The curve \(\gamma _2\) is constructed analogously, operating now in the four squares of the first generation using the reduction coefficient \(a_2\). Denote by \(A_2\) the set made up of sixteen squares obtained putting into each of the four squares of \(A_1\) four smaller squares, placed at the vertices, of side length \(\frac{a_1}{2}\frac{a_2}{2}\). Trace their junctions as in Fig. 3.

The four intervals of \(C_2\) are subdivided as in the first step using the reduction coefficient \(a_2\). Each interval of \(C_2\) is subdivided into seven parts: the first, third, fifth, and seventh have length \((\frac{a_1}{2}\frac{a_2}{2})^2\).

Let us denote by \(C_4\) the union of these four disjoint closed subintervals.

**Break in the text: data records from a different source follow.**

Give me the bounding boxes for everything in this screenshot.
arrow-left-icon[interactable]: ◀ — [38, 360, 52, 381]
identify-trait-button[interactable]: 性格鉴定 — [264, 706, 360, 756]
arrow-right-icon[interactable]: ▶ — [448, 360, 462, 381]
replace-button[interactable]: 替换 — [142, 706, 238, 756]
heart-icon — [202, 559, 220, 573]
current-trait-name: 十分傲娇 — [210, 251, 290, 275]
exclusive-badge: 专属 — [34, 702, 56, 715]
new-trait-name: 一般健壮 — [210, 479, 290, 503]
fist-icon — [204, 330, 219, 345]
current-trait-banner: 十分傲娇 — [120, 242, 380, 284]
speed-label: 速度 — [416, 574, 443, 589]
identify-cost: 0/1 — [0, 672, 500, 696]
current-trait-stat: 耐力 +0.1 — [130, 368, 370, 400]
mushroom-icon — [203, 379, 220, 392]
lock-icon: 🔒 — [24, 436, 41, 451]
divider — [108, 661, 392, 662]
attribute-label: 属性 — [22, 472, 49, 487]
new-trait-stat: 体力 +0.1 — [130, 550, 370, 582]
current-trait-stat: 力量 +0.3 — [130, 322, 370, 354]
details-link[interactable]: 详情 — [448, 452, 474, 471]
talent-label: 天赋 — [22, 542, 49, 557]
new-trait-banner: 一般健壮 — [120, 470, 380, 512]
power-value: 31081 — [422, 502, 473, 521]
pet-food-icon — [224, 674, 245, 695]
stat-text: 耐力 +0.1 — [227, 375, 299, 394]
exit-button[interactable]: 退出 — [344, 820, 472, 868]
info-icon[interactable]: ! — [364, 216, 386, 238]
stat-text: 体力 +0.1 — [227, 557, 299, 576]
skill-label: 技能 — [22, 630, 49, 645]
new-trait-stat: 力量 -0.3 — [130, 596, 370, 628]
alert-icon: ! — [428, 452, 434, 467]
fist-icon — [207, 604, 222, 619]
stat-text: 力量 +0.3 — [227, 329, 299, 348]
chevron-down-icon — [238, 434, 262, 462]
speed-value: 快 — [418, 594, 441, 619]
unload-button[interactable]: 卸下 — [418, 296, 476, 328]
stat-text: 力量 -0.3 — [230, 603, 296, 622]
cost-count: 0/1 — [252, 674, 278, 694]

The second and sixth have length \((\frac{a_2}{2})^2 \cdot \frac{a_2}{2}(1-a_2) \) and the fourth has measure \((\frac{a_2}{2})^2 \cdot (1-a_2) \).

The function \(\gamma _2\) maps linearly the intervals of \(C_4\) into the diagonals of the \(A_2\) squares and the remaining subintervals are mapped in the junction segments, as in Fig. 3, forming so a connected polygonal.

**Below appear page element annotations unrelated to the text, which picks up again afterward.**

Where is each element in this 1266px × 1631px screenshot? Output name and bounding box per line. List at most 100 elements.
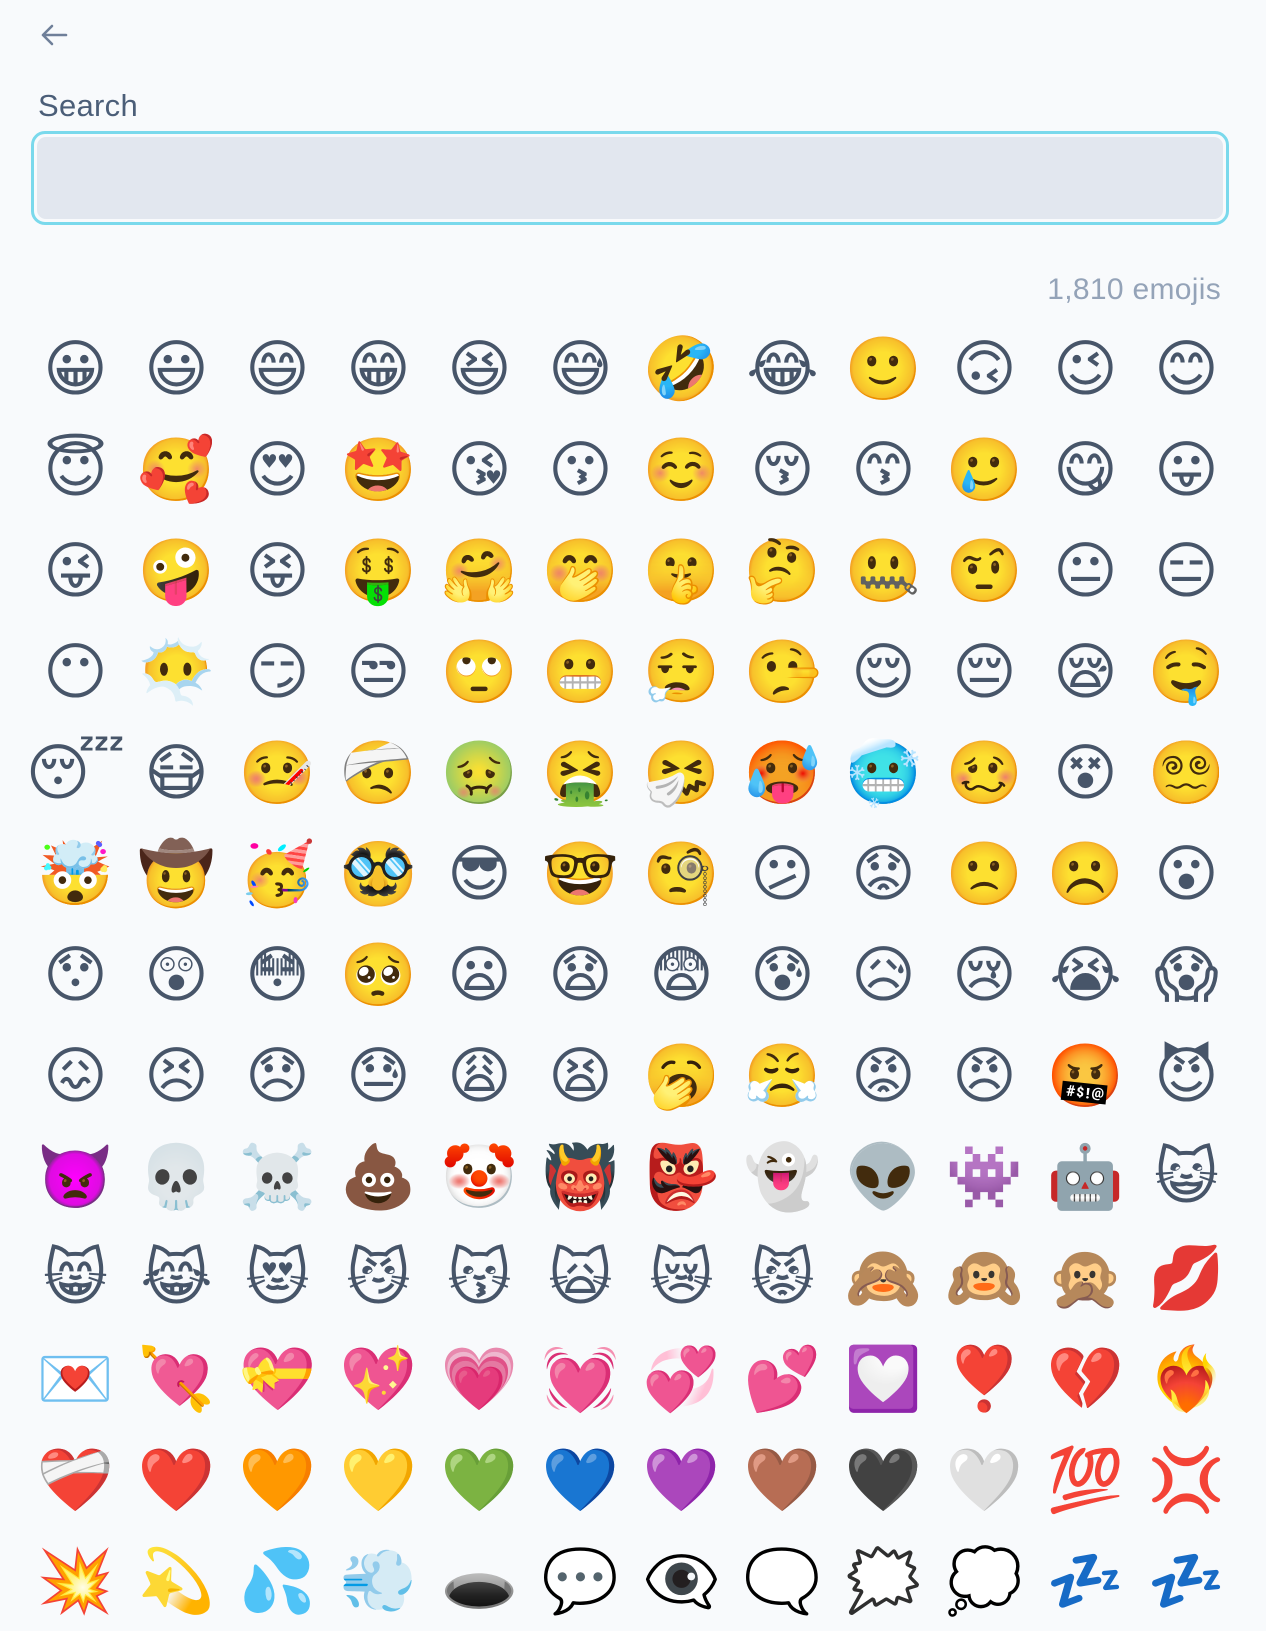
emoji-button[interactable]: 🙁: [934, 823, 1035, 924]
emoji-button[interactable]: 🥶: [833, 722, 934, 823]
emoji-button[interactable]: 💯: [1035, 1429, 1136, 1530]
emoji-button[interactable]: 💜: [631, 1429, 732, 1530]
emoji-button[interactable]: ☹️: [1035, 823, 1136, 924]
emoji-button[interactable]: 🙀: [530, 1227, 631, 1328]
emoji-button[interactable]: 🤤: [1136, 621, 1237, 722]
emoji-button[interactable]: 💢: [1136, 1429, 1237, 1530]
emoji-button[interactable]: 😯: [25, 924, 126, 1025]
emoji-button[interactable]: 💤: [1136, 1530, 1237, 1631]
emoji-button[interactable]: 😶‍🌫️: [126, 621, 227, 722]
emoji-button[interactable]: 🥲: [934, 419, 1035, 520]
emoji-button[interactable]: ❤️‍🔥: [1136, 1328, 1237, 1429]
emoji-button[interactable]: 🤢: [429, 722, 530, 823]
emoji-button[interactable]: 😦: [429, 924, 530, 1025]
emoji-button[interactable]: 😑: [1136, 520, 1237, 621]
emoji-button[interactable]: 👹: [530, 1126, 631, 1227]
emoji-button[interactable]: 🤥: [732, 621, 833, 722]
emoji-button[interactable]: 🤬: [1035, 1025, 1136, 1126]
emoji-button[interactable]: 👺: [631, 1126, 732, 1227]
emoji-button[interactable]: ☺️: [631, 419, 732, 520]
emoji-button[interactable]: 💀: [126, 1126, 227, 1227]
emoji-button[interactable]: 😜: [25, 520, 126, 621]
emoji-button[interactable]: 😞: [227, 1025, 328, 1126]
emoji-button[interactable]: 😋: [1035, 419, 1136, 520]
emoji-button[interactable]: 💋: [1136, 1227, 1237, 1328]
emoji-button[interactable]: 🗯️: [833, 1530, 934, 1631]
emoji-button[interactable]: 💙: [530, 1429, 631, 1530]
emoji-button[interactable]: 💦: [227, 1530, 328, 1631]
emoji-button[interactable]: 😉: [1035, 318, 1136, 419]
back-button[interactable]: [34, 16, 74, 54]
emoji-button[interactable]: 😟: [833, 823, 934, 924]
emoji-button[interactable]: 😚: [732, 419, 833, 520]
emoji-button[interactable]: 🤑: [328, 520, 429, 621]
emoji-button[interactable]: 😂: [732, 318, 833, 419]
emoji-button[interactable]: 😙: [833, 419, 934, 520]
emoji-button[interactable]: 💛: [328, 1429, 429, 1530]
emoji-button[interactable]: 😢: [934, 924, 1035, 1025]
emoji-button[interactable]: 👻: [732, 1126, 833, 1227]
emoji-button[interactable]: 😱: [1136, 924, 1237, 1025]
emoji-button[interactable]: 🤪: [126, 520, 227, 621]
emoji-button[interactable]: 🙂: [833, 318, 934, 419]
emoji-button[interactable]: 💥: [25, 1530, 126, 1631]
emoji-button[interactable]: 🤕: [328, 722, 429, 823]
emoji-button[interactable]: 🥺: [328, 924, 429, 1025]
emoji-button[interactable]: 💌: [25, 1328, 126, 1429]
emoji-button[interactable]: 💤: [1035, 1530, 1136, 1631]
emoji-button[interactable]: 😲: [126, 924, 227, 1025]
emoji-button[interactable]: 🥴: [934, 722, 1035, 823]
emoji-button[interactable]: 🤖: [1035, 1126, 1136, 1227]
emoji-button[interactable]: 🧡: [227, 1429, 328, 1530]
emoji-button[interactable]: 😹: [126, 1227, 227, 1328]
emoji-button[interactable]: 💚: [429, 1429, 530, 1530]
emoji-button[interactable]: 🤨: [934, 520, 1035, 621]
emoji-button[interactable]: 😨: [631, 924, 732, 1025]
emoji-button[interactable]: 😤: [732, 1025, 833, 1126]
emoji-button[interactable]: 💭: [934, 1530, 1035, 1631]
emoji-button[interactable]: 🙃: [934, 318, 1035, 419]
emoji-button[interactable]: 😳: [227, 924, 328, 1025]
emoji-button[interactable]: 😶: [25, 621, 126, 722]
emoji-button[interactable]: 🤭: [530, 520, 631, 621]
emoji-button[interactable]: 💨: [328, 1530, 429, 1631]
emoji-button[interactable]: 😁: [328, 318, 429, 419]
emoji-button[interactable]: 🕳️: [429, 1530, 530, 1631]
emoji-button[interactable]: 😣: [126, 1025, 227, 1126]
emoji-button[interactable]: 😝: [227, 520, 328, 621]
emoji-button[interactable]: 🤠: [126, 823, 227, 924]
emoji-button[interactable]: 💫: [126, 1530, 227, 1631]
emoji-button[interactable]: 💕: [732, 1328, 833, 1429]
emoji-button[interactable]: 😪: [1035, 621, 1136, 722]
emoji-button[interactable]: 🤍: [934, 1429, 1035, 1530]
emoji-button[interactable]: 🙈: [833, 1227, 934, 1328]
emoji-button[interactable]: 🤒: [227, 722, 328, 823]
emoji-button[interactable]: 😍: [227, 419, 328, 520]
emoji-button[interactable]: ❤️: [126, 1429, 227, 1530]
emoji-button[interactable]: 🥰: [126, 419, 227, 520]
emoji-button[interactable]: 🙄: [429, 621, 530, 722]
emoji-button[interactable]: 😭: [1035, 924, 1136, 1025]
emoji-button[interactable]: 😵: [1035, 722, 1136, 823]
emoji-button[interactable]: 😀: [25, 318, 126, 419]
emoji-button[interactable]: 👁️‍🗨️: [631, 1530, 732, 1631]
emoji-button[interactable]: 🖤: [833, 1429, 934, 1530]
emoji-button[interactable]: 💝: [227, 1328, 328, 1429]
emoji-button[interactable]: 😖: [25, 1025, 126, 1126]
emoji-button[interactable]: 🤩: [328, 419, 429, 520]
emoji-button[interactable]: 😰: [732, 924, 833, 1025]
emoji-button[interactable]: 😮‍💨: [631, 621, 732, 722]
emoji-button[interactable]: 😐: [1035, 520, 1136, 621]
emoji-button[interactable]: 😎: [429, 823, 530, 924]
emoji-button[interactable]: 👽: [833, 1126, 934, 1227]
emoji-button[interactable]: 😄: [227, 318, 328, 419]
emoji-button[interactable]: 💬: [530, 1530, 631, 1631]
emoji-button[interactable]: 😃: [126, 318, 227, 419]
emoji-button[interactable]: 😼: [328, 1227, 429, 1328]
emoji-button[interactable]: 😧: [530, 924, 631, 1025]
emoji-button[interactable]: 🤧: [631, 722, 732, 823]
emoji-button[interactable]: 😒: [328, 621, 429, 722]
emoji-button[interactable]: 🥵: [732, 722, 833, 823]
emoji-button[interactable]: 🗨️: [732, 1530, 833, 1631]
emoji-button[interactable]: 😴: [25, 722, 126, 823]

We iterate the construction, putting into each of the squares of \(A_{n-1}\) four squares and three junctions as in step one and two, using at each step the reduction factor \(a_n\). Iterating, we have \(\lambda _2(A_n)=(a_1\cdot a_2 \cdots a_n)^2\) and the set \(C_{2n}\) (which is the \(2n^{th}\) step of the construction of a symmetric Cantor set C (see [2, 22])) consists of \(4^n\) disjoint closed intervals having one-dimensional measure equal to the two-dimensional measure of the rectangle having as diagonal the segment in which the interval is mapped, so \(\lambda _1(C_{2n})=(a_1\cdot a_2 \cdots a_n)^2\).

Fig. 3
figure 3

Construction of \(\gamma _1\) and \(\gamma _2\)

Note that \(\gamma _{n+1}=\gamma _n\) on the complement of \(C_{2n}\). On the other hand, for every k and each \(x \in C_{2n}\), \(||\gamma _{n+k}(x)-\gamma _n(x)||\le \left( \frac{a_1}{2}\cdot \frac{a_2}{2}\cdot \cdots \cdot \frac{a_n}{2}\ \right) \cdot \sqrt{2}\), which tends to 0. Thus the sequence \(\{\gamma _n\}\) converges uniformly to a continuous curve \(\gamma \) such that

$$\begin{aligned} \lambda _2(\gamma ([0,1]))=\lambda _2\left( \bigcap _nA_n\right) =\lim _{n \rightarrow \infty }(a_1\cdot a_2 \cdots a_n)^2=\beta \,. \end{aligned}$$

Remark 5.2

If we denote by \(B_n\) the set which consists of the union of squares of \(A_n\) for each n, the restriction of the limiting curve \(\gamma \) to C is a homeomorphism between C and \(B=\bigcap _n B_n\) that preserves the measure. We call the compact set B the essential image of [0, 1] under \(\gamma \).

It is easy to see that for any Borel set \(E\subset [0, 1]\), \(\lambda _2(\gamma (E\cap C))=\lambda _1(E\cap C)\), so our parametrization is sort of a “homogeneous” one.

Note also that B is a Cartesian product of two symmetric Cantor sets contained in [0, 1] and that the curve \(\gamma \) is a Jordan arc containing B. So this construction is an illustration of the Riesz-Denjoy theorem.